The safety profile of the combination appeared consistent with prior reports, Besse said.

The most common adverse events included paronychia (all grade, 48%; grade 3 or higher, 4%), rash (all grade, 48%; grade 3 or higher, 5%) and stomatitis (all grade, 30%; grade 3 or higher 1%).

Twenty-four patients (22%) required dose interruptions, six (6%) required dose reductions and five (5%) discontinued both amivantamab and lazertinib.

Twenty-nine patients (27%) developed treatment-emergent venous thromboembolism events, including 11 (10%) grade 3 or grade 4 events. No patients discontinued treatment due to VTE. Two patients (2%) developed pneumonitis, but no grade 3 or higher cases occurred.

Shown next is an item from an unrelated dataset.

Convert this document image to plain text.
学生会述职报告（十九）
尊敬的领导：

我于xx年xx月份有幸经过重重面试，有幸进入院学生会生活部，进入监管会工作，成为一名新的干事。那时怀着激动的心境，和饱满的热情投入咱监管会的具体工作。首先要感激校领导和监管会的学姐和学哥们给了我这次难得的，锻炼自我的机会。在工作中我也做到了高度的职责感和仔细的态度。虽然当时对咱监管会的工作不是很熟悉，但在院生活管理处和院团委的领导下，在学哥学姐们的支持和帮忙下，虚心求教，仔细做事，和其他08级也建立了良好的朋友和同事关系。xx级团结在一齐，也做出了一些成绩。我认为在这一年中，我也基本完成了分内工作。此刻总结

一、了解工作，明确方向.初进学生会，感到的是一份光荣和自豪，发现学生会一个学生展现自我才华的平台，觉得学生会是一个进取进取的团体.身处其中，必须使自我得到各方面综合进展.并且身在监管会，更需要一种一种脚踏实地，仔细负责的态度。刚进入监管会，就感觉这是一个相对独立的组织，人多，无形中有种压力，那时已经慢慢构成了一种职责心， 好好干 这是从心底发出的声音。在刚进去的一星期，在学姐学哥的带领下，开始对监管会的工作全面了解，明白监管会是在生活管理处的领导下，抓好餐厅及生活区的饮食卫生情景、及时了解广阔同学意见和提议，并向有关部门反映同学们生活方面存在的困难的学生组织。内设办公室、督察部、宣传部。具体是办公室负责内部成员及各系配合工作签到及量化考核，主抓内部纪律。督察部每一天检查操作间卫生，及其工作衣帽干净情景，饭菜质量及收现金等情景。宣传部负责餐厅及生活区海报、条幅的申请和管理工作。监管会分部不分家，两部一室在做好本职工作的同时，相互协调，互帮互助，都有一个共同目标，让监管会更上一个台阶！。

“It is important to note this combination has a certain degree of toxicity — mostly skin toxicity, but it also increases rates of VTE,” Besse said. “Prophylactic anticoagulation may be something important to give to patients.”

Next steps

Besse and colleagues plan to confirm the predictive value of MET overexpression in two new cohorts in CHRYSALIS-2. One cohort will receive the amivantamab-lazertinib combination and the other will receive amivantamab monotherapy.

“Amivantamab plus lazertinib is a promising combination for patients with EGFR mutation-positive non-small cell lung cancer,” Besse told Healio. “The field of EGFR-mutated non-small cell lung cancer is moving quite fast. We have good data in the adjuvant setting, and the landscape in the first-line metastatic setting could change with the new FLAURA2 data. We may have many options in the first line, and any predictive biomarkers will help us determine the best treatments for the best patients.”